Enterprise Communication
The success of enterprise coordination depends on the effectiveness and efficiency of enterprise communication architecture.
The enterprise engineering framework (EEF) recommends a novel expectation-based event-driven approach to enterprise coordination—worknet management (WM)—that requires effective synchronous and asynchronous communication, which is currently best supported by event driven architecture (EDA).
In addition to coordination agents, each enterprise unit should have communication agents—mediation and intermediation agents—which are responsible for enterprise communication.
Mediation agents resolve the differences between message providers and consumers; they are responsible for location transparency, protocol bridging, and message transformation. In addition, mediation agents ensure the quality of interactions by applying security policies (user authentication/authorization and message encryption/decryption), performing logging and auditing, and guaranteeing desired performance and reliability. Mediation agents are deployed on integration platforms such as an enterprise service bus (ESB).
Intermediation agents support asynchronous communication (publish/subscribe and queueing) and are deployed on message broker platforms.
Figure 5.1. Coordination and communication agents.Online Resources
- Unit Oriented Architecture
- Enterprise Transformation
- Defining Enterprise Architecture: The Systems Are the Enterprise by John A. Zachman
- Defining Enterprise Architecture: Misunderstandings by John A. Zachman
- Intro to EA: The Paradigm Problem by John A. Zachman
- Software Architecture Is Not Building Architecture by Bex Huff
- Cooperation vs Collaboration
- A Better Path to Enterprise Architectures by Roger Sessions
- What to Think About Machines That Think?
- What Will Change Everything?
Key Points
The Enterprise was never holistically engineered, according to John A. Zachman.

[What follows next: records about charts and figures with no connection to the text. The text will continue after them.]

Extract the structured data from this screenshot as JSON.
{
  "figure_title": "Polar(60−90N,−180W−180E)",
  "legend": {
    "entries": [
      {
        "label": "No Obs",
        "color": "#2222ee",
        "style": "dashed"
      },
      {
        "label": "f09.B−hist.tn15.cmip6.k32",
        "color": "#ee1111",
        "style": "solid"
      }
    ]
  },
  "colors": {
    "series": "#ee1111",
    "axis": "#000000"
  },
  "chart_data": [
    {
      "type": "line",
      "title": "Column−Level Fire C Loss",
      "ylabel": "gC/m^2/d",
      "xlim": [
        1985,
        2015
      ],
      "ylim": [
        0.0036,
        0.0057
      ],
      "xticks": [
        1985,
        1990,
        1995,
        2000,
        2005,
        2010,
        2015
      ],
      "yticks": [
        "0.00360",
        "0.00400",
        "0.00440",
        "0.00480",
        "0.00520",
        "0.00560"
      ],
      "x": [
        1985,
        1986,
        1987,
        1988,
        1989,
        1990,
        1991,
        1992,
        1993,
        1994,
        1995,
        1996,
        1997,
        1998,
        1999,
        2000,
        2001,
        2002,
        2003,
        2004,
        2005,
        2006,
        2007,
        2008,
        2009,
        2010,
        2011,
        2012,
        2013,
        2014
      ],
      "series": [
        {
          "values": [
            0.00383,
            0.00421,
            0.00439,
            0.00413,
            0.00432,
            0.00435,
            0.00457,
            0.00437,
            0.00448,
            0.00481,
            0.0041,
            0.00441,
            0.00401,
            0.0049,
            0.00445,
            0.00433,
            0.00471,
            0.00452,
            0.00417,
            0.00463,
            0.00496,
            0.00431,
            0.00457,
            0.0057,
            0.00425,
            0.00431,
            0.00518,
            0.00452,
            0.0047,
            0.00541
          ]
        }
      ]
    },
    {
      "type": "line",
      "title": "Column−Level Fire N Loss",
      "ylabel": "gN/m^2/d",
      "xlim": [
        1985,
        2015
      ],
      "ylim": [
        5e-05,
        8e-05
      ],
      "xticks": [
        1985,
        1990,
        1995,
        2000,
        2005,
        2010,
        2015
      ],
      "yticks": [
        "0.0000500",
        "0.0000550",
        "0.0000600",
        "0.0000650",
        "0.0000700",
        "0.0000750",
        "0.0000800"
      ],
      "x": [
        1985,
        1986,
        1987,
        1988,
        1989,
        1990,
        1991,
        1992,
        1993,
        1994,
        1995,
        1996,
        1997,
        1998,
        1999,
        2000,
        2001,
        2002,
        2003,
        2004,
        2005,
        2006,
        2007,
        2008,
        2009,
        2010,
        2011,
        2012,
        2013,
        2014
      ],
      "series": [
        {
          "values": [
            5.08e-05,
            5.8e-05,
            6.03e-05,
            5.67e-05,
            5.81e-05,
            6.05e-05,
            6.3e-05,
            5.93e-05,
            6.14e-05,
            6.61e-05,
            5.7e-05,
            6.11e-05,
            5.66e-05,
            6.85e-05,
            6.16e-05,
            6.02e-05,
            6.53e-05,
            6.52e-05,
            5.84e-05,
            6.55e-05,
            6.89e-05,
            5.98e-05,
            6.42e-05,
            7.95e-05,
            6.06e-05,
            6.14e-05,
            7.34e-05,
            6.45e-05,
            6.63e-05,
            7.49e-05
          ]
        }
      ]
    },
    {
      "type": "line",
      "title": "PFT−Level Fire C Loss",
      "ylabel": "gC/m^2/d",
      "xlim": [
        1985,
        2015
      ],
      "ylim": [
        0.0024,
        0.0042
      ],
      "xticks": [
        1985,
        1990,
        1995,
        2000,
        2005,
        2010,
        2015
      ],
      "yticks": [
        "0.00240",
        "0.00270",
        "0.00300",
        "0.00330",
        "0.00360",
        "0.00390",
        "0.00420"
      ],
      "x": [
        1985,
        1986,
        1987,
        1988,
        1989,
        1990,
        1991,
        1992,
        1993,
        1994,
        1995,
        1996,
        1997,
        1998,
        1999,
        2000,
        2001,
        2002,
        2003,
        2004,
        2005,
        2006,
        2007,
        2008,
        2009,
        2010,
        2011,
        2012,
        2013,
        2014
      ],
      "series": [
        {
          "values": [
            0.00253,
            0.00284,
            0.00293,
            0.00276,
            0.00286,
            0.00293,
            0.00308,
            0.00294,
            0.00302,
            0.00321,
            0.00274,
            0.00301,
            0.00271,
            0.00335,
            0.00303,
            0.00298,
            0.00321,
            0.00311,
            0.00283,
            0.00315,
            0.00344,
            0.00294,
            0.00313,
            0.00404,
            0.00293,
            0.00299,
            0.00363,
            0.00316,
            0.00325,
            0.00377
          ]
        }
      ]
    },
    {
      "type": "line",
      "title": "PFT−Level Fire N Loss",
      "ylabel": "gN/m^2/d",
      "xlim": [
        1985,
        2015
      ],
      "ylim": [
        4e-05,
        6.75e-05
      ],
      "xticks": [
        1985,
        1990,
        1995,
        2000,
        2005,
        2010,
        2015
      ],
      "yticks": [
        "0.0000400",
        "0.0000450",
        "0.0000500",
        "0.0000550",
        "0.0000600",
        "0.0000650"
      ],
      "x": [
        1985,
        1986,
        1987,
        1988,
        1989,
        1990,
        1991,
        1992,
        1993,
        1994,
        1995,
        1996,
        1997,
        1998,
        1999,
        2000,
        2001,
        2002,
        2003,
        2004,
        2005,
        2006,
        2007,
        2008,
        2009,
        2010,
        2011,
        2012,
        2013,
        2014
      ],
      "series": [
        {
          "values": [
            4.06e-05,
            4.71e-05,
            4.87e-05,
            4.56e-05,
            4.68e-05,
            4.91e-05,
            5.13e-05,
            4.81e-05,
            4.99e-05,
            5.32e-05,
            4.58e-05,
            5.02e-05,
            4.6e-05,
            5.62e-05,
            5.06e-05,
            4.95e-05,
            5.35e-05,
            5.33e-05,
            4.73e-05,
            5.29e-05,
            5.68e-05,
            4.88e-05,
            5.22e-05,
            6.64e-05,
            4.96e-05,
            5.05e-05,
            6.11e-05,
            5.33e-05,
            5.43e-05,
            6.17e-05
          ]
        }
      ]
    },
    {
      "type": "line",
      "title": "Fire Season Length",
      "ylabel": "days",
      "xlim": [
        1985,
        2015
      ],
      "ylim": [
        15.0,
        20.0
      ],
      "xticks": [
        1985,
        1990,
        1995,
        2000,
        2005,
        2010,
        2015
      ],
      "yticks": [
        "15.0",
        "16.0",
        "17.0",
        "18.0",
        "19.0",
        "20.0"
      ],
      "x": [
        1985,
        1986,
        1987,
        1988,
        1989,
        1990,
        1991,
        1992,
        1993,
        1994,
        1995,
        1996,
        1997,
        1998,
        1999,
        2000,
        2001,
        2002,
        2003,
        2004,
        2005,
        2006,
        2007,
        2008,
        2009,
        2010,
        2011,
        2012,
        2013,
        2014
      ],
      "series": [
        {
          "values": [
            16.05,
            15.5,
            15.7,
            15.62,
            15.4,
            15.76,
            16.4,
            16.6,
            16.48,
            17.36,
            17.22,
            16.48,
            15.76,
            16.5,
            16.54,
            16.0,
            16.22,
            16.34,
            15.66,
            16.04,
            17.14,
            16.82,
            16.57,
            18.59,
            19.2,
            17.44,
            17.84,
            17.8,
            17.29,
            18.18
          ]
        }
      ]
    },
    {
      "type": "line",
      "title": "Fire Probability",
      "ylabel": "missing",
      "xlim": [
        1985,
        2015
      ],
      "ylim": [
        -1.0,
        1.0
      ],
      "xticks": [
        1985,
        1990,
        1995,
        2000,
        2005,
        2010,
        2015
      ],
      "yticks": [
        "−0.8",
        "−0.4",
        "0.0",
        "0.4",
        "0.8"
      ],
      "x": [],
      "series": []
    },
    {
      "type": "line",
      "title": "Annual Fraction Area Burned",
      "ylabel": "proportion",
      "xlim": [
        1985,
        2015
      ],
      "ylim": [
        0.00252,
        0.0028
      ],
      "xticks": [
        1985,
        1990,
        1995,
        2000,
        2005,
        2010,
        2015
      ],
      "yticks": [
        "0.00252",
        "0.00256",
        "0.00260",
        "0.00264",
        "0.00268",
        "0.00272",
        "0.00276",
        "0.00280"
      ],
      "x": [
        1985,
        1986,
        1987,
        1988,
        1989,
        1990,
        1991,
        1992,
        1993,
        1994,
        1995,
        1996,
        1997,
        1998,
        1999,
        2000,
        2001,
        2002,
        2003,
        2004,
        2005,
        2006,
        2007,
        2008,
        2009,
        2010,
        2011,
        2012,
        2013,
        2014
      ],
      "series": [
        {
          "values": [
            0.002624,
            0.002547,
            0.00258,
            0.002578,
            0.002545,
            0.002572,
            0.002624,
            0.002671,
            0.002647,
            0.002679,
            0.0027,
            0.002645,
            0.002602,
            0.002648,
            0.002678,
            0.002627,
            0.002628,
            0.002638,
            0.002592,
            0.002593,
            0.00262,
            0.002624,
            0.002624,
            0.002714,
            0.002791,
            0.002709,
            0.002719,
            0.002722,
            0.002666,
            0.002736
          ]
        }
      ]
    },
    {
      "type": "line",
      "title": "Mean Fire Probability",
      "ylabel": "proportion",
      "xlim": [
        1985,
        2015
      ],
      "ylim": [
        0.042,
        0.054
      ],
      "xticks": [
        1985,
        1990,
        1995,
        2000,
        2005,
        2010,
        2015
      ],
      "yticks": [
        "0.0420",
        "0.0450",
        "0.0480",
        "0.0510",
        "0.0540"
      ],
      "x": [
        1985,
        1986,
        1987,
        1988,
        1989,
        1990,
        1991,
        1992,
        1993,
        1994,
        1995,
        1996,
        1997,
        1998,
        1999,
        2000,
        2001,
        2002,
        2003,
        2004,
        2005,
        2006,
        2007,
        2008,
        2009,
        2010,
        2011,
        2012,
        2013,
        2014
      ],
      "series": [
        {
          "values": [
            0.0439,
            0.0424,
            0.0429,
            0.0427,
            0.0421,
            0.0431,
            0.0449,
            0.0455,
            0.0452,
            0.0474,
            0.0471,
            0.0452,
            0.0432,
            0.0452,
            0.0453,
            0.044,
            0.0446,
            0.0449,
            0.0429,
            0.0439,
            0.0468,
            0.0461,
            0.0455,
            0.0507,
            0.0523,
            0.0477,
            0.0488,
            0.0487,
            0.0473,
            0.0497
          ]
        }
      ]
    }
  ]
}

The EEF is a lightweight enterprise reengineering framework focused on computational activities and the digital architecture of the enterprise. The physical architecture, which supports physical/chemical activities of the enterprise, may complement the digital architecture, but it is outside the scope of the EEF.
The main enterprise building blocks are individual human agents, individual software agents, and composite agents (units). The other parts are tools, boundary constructs, platforms, and infrastructure.
Two types of structures define the enterprise. The enterprise itself is a collection (flat network) of units. Although the network is flat, there exist asymmetric hierarchical relations (directing/reporting) between the units. A unit is a collection (flat network) of individual agents (both human and artificial). The individual agents may also have hierarchical relations.
At the enterprise level, computational activities of units are coordinated using an expectation-oriented style described by the event-process-event pattern. At the unit level, computational activities of individual agents can be coordinated using either the expectation-oriented or the command-and-control style described by the event-task-event pattern.
At the enterprise level, units communicate asynchronously; at the unit level, either asynchronously or synchronously, depending on the coordination style.
The EEF recommends the top-down approach to enterprise transformation. It begins with the social transformation that streamlines the human architecture of the enterprise and partitions it into the collection of executive and functional units. The second stage is the systemic transformation that creates units' boundary constructs and enables effective enterprise-level communication and coordination. The last stage is the unit transformation, where each unit can be reengineered at its own pace.